Junior Lilly Atar describes antisemitism as a prevalent part of her life since she was young. As a middle schooler at Edina, Atar witnessed a student go on a rant about his admiration for Hitler. “I was disgusted that no one really did anything,” she said. She noted frequently seeing kids making Nazi salutes, Nazi-related jokes, and drawing swastikas “all over the place.” “No one really takes [antisemitism] seriously,” she said.
Nazi rhetoric is noted as a frequent issue by many Jewish students. “Middle schoolers would tell a lot of Nazi jokes,” junior Viveca Karch said. “There are people who think the Holocaust was fake and say, ‘It was a super long time ago, why do we keep learning it?’”
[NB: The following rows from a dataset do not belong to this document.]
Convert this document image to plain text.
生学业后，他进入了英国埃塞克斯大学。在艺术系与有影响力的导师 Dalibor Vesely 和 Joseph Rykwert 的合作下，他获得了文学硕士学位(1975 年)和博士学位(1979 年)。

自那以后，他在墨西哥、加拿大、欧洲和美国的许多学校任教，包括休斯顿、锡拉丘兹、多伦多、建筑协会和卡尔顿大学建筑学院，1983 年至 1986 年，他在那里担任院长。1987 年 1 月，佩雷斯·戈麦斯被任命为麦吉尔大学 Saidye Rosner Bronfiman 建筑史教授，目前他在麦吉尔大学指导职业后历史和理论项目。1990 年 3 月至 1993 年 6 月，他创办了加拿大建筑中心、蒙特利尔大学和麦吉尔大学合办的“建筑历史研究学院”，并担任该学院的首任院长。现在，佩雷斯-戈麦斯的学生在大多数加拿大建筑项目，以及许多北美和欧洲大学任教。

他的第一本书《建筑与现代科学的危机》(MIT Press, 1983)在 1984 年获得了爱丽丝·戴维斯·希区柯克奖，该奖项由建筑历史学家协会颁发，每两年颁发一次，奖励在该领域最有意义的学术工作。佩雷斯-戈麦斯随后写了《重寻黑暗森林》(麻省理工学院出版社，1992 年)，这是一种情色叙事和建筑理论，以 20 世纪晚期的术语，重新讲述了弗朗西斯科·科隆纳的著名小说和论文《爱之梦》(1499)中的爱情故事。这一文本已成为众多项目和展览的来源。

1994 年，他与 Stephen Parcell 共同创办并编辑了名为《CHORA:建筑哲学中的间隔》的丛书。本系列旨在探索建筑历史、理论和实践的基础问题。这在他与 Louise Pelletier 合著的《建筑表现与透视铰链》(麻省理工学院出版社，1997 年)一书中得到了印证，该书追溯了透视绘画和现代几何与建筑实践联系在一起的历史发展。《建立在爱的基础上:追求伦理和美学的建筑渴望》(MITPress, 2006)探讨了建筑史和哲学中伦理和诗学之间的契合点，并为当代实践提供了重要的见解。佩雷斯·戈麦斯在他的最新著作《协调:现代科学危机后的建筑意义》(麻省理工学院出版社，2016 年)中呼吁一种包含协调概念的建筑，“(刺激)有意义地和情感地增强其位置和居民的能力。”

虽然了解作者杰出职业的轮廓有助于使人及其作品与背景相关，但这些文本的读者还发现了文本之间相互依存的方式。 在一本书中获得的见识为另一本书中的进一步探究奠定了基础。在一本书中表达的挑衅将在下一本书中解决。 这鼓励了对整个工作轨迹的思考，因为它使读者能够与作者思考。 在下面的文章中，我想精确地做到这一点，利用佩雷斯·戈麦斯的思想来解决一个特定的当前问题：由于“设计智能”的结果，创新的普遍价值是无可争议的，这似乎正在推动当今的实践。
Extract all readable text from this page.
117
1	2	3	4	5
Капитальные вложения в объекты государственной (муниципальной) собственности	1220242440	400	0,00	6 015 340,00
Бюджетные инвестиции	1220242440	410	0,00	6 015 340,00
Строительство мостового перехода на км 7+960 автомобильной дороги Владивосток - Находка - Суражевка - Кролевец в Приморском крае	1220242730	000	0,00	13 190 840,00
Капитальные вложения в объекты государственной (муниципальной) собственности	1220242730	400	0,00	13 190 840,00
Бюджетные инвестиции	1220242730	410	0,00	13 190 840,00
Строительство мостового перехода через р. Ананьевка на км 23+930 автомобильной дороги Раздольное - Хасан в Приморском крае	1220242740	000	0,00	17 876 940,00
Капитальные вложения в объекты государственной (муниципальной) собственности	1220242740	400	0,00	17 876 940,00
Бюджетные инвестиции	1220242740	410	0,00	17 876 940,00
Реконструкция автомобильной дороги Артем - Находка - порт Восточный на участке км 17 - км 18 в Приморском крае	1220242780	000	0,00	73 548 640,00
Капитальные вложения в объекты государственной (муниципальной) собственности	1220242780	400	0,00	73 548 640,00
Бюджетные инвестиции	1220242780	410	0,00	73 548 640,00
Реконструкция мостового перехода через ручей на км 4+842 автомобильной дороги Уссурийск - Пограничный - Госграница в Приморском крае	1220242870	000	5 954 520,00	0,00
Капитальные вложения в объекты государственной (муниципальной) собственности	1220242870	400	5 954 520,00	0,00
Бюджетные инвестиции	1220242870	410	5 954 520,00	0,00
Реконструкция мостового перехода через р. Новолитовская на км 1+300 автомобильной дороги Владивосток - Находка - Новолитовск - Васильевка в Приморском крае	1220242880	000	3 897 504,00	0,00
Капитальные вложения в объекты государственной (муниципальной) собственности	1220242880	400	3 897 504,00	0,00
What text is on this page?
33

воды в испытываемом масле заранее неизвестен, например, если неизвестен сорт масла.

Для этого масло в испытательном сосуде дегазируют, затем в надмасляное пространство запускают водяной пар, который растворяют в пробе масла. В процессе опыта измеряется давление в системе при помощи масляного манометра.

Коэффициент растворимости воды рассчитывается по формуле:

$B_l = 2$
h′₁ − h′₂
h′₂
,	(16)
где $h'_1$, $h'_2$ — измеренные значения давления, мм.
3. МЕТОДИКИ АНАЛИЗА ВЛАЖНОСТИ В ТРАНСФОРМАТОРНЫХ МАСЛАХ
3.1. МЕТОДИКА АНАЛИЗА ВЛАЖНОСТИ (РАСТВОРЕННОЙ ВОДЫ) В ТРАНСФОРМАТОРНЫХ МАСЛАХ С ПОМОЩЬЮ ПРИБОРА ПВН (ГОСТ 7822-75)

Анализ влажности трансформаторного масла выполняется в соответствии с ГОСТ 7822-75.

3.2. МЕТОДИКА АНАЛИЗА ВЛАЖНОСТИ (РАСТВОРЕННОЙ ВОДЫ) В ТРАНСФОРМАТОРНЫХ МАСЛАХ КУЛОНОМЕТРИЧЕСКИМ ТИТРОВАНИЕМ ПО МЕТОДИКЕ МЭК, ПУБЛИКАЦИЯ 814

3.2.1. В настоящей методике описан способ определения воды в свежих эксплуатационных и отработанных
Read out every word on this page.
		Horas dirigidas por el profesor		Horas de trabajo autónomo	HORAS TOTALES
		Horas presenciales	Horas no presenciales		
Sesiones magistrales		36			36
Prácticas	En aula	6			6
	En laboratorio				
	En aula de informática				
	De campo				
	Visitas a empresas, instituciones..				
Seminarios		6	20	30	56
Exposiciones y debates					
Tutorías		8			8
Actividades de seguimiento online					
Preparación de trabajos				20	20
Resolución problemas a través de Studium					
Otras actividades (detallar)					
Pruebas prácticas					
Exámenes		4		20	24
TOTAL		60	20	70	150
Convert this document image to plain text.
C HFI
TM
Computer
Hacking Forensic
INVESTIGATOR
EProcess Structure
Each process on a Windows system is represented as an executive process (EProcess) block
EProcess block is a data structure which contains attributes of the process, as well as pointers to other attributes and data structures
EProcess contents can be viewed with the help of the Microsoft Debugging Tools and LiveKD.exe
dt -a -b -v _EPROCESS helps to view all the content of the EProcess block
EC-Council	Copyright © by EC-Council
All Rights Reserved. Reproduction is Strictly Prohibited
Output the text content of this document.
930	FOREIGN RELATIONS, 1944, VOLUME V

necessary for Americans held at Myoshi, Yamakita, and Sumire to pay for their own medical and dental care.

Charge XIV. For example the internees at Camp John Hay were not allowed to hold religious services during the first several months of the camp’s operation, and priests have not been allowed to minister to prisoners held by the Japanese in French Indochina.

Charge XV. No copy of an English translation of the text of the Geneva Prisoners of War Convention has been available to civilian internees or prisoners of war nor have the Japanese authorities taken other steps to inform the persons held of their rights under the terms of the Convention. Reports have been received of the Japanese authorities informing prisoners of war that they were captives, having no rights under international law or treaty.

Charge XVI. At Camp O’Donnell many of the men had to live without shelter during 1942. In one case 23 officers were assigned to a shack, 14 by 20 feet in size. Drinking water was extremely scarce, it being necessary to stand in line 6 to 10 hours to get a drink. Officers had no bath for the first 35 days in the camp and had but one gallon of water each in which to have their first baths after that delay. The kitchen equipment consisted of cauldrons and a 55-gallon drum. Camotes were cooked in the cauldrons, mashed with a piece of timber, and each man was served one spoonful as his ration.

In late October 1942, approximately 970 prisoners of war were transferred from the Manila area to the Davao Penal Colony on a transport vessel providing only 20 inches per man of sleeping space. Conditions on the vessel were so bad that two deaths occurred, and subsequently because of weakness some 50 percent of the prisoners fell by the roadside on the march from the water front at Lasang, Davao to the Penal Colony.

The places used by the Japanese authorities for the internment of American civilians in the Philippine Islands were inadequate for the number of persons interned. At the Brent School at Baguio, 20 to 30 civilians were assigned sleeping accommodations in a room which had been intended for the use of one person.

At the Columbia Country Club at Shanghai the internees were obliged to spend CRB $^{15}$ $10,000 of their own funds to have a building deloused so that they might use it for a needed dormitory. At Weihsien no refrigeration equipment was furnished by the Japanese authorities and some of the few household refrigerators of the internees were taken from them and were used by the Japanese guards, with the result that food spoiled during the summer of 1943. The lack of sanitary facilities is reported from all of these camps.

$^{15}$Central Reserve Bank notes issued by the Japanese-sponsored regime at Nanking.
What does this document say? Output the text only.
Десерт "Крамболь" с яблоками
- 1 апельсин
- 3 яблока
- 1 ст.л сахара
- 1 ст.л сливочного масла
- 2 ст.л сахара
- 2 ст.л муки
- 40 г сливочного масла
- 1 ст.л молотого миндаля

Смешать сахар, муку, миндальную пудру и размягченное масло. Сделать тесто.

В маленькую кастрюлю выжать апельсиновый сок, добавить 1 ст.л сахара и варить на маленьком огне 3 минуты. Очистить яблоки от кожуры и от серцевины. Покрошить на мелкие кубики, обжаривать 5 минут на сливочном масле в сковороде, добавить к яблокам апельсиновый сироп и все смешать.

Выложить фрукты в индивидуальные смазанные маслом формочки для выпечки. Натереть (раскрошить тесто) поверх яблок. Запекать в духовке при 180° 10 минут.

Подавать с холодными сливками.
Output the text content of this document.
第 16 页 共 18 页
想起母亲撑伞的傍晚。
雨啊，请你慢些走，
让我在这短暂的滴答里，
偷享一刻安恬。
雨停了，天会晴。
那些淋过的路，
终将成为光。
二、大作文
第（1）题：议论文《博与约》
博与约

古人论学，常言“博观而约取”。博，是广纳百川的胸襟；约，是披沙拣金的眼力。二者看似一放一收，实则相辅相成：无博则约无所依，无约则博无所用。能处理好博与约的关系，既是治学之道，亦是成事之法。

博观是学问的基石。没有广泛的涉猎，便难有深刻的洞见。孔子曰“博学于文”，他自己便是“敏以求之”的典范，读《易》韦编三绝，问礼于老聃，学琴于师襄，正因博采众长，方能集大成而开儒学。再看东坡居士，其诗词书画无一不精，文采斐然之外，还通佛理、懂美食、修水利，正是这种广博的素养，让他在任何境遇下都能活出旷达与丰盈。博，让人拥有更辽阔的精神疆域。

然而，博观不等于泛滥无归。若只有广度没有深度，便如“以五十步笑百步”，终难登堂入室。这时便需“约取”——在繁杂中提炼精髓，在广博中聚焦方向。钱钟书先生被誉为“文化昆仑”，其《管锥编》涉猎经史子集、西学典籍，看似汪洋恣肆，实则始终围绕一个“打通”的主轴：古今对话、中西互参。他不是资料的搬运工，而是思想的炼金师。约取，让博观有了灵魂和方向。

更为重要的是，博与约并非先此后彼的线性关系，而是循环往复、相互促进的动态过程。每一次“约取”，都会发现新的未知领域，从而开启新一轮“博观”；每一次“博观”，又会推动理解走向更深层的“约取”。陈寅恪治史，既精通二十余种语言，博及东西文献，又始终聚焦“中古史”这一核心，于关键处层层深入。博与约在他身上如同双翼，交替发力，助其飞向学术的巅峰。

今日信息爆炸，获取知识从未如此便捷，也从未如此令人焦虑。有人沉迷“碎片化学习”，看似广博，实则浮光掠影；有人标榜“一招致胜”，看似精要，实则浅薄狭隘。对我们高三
Asher Kaufman, an eighth grader at South View Middle School, has also noticed that antisemitism often takes the form of humor. “There have been some issues [of antisemitism] at my school. A lot of kids find it pretty lighthearted. I’m not wanting to take things too seriously,” he said. “But at a certain point, you got to realize, hey, maybe doing that kind of stuff is appropriating the millions who died in the Holocaust. I think at a certain point, people should really grow up.”
This year, EPS changed district policy to address antisemitism and discrimination more directly. Following the antisemitic video featuring EHS students, EHS Principle Andrew Beaton and EPS officials crafted district policy 506, explicitly prohibiting racism, religious-based discrimination, xenophobia, sexual orientation, and gender identity discrimination. “I would not say that, as a whole, antisemitism is a problem at this high school. But I do know that antisemitism exists, and we have had students that have displayed ignorance about religious intolerance. And they’ve been disciplined for that,” Beaton said.